Gli occhi di Guest brillarono, si sedette e cominciò a studiarlo con passione. «No, signore, non è un pazzo», disse, «anche se la scrittura è strana».
«E anche chi l'ha scritto è strano», aggiunse l'avvocato.
In quel momento entrò un domestico con un biglietto.
«È del dottor Jekyll, signore?», domandò l'impiegato. «Mi è sembrato di riconoscere la calligrafia. Si tratta di qualcosa di privato, signor Utterson?».
«Soltanto un invito a cena. Perché? Vuole vederlo?».
 «Solo un istante. La ringrazio, signore». L'impiegato mise i due fogli l'uno vicino all'altro e li confrontò con grande attenzione. «Grazie, signore», disse alla fine restituendoli; «è un autografo molto interessante».
Ci fu una pausa durante la quale il signor Utterson dovette lottare con se stesso. Improvvisamente gli chiese: «Perché li ha confrontati, Guest?».
«Ecco, signore», rispose l'impiegato, «c'è una rassomiglianza piuttosto insolita; le due calligrafie sono identiche in molti punti, solo l'inclinazione è diversa».
«Molto strano», disse Utterson.
«Sì, davvero molto strano», replicò Guest.
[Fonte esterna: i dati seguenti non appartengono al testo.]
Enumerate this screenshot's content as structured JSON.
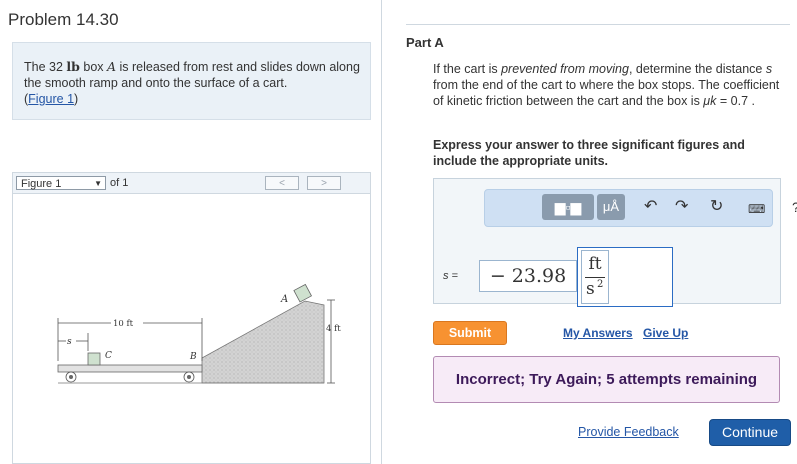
{
  "problem": {
    "title": "Problem 14.30",
    "text_pre": "The 32 ",
    "unit_lb": "lb",
    "text_mid": " box ",
    "var_A": "A",
    "text_post": " is released from rest and slides down along the smooth ramp and onto the surface of a cart.",
    "figure_link": "Figure 1"
  },
  "figure": {
    "select_value": "Figure 1",
    "of_label": "of 1",
    "prev": "<",
    "next": ">",
    "labels": {
      "A": "A",
      "C": "C",
      "B": "B",
      "s": "s",
      "dist": "10 ft",
      "height": "4 ft"
    }
  },
  "part": {
    "title": "Part A",
    "q1": "If the cart is ",
    "q_italic": "prevented from moving",
    "q2": ", determine the distance ",
    "q_var_s": "s",
    "q3": " from the end of the cart to where the box stops. The coefficient of kinetic friction between the cart and the box is ",
    "q_mu": "μk",
    "q4": " = 0.7 .",
    "instruction": "Express your answer to three significant figures and include the appropriate units."
  },
  "toolbar": {
    "units_btn": "μÅ",
    "help": "?"
  },
  "answer": {
    "var_label": "s =",
    "value": "− 23.98",
    "unit_num": "ft",
    "unit_den": "s",
    "unit_exp": "2"
  },
  "actions": {
    "submit": "Submit",
    "my_answers": "My Answers",
    "give_up": "Give Up"
  },
  "feedback": {
    "message": "Incorrect; Try Again; 5 attempts remaining"
  },
  "footer": {
    "provide_feedback": "Provide Feedback",
    "continue": "Continue"
  }
}
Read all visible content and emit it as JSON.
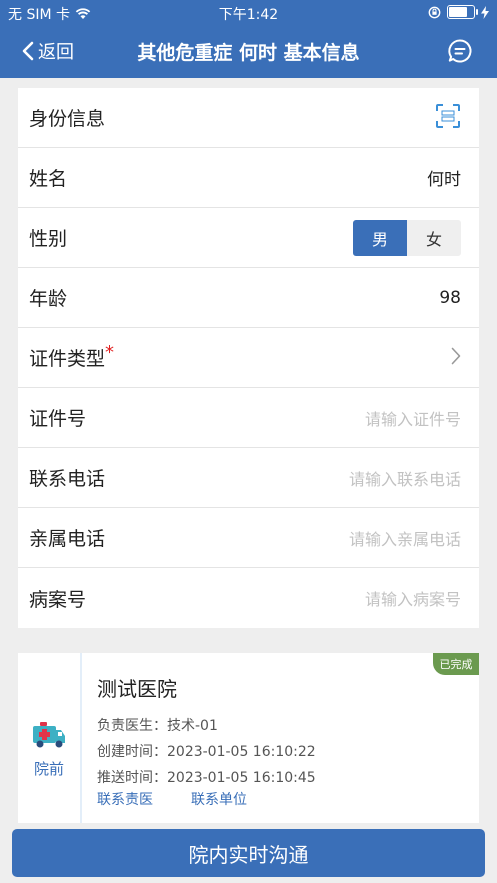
{
  "status_bar": {
    "carrier": "无 SIM 卡",
    "time": "下午1:42"
  },
  "nav": {
    "back_label": "返回",
    "title": "其他危重症 何时 基本信息"
  },
  "form": {
    "section_title": "身份信息",
    "name_label": "姓名",
    "name_value": "何时",
    "gender_label": "性别",
    "gender_options": [
      "男",
      "女"
    ],
    "gender_selected": "男",
    "age_label": "年龄",
    "age_value": "98",
    "id_type_label": "证件类型",
    "id_type_required_mark": "*",
    "id_number_label": "证件号",
    "id_number_placeholder": "请输入证件号",
    "phone_label": "联系电话",
    "phone_placeholder": "请输入联系电话",
    "family_phone_label": "亲属电话",
    "family_phone_placeholder": "请输入亲属电话",
    "record_label": "病案号",
    "record_placeholder": "请输入病案号"
  },
  "hospital": {
    "stage_label": "院前",
    "name": "测试医院",
    "doctor_line": "负责医生：技术-01",
    "created_line": "创建时间：2023-01-05 16:10:22",
    "pushed_line": "推送时间：2023-01-05 16:10:45",
    "contact_doctor": "联系责医",
    "contact_unit": "联系单位",
    "status_badge": "已完成"
  },
  "bottom_button": "院内实时沟通",
  "colors": {
    "primary": "#3a6fb8",
    "badge_green": "#6b9a4f",
    "required_red": "#e02020"
  }
}
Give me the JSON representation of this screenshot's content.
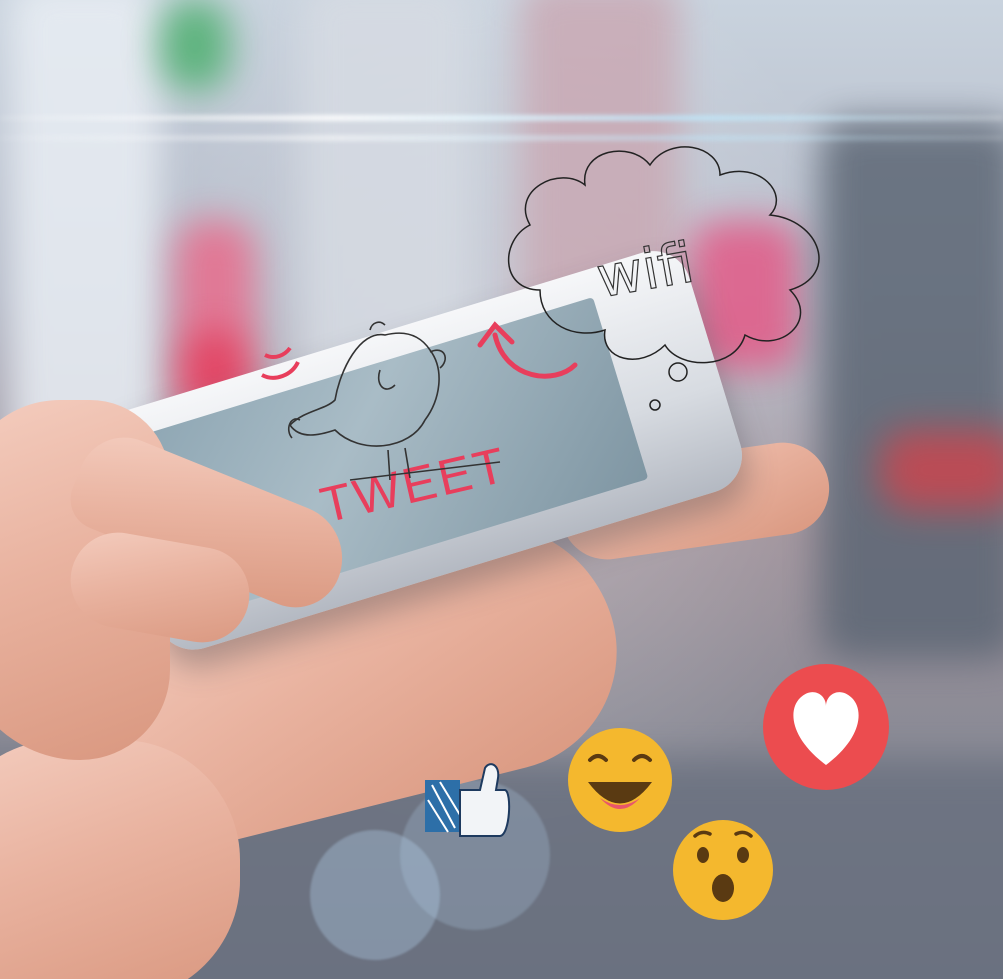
{
  "scene": {
    "phone_text": "TWEET",
    "cloud_text": "wifi"
  },
  "icons": {
    "bird": "bird-doodle-icon",
    "cloud": "thought-cloud-icon",
    "arrow": "curved-arrow-icon",
    "like": "thumbs-up-icon",
    "laugh": "laughing-emoji-icon",
    "wow": "surprised-emoji-icon",
    "heart": "heart-icon"
  },
  "colors": {
    "accent": "#e83e5c",
    "emoji_yellow": "#f4b82e",
    "heart_red": "#ec4c4f",
    "like_blue": "#2d6fa8"
  }
}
«Non vorrei far sapere di questo biglietto, lei mi capisce», disse l'avvocato.
«No, signore, capisco benissimo», disse l'impiegato.

Quella sera, non appena fu solo, il signor Utterson chiuse il biglietto nella cassaforte, dove rimase da allora in poi. «Ma come!», pensò, «Henry Jekyll contraffà la firma di un assassino». E il sangue gli si gelò nelle vene.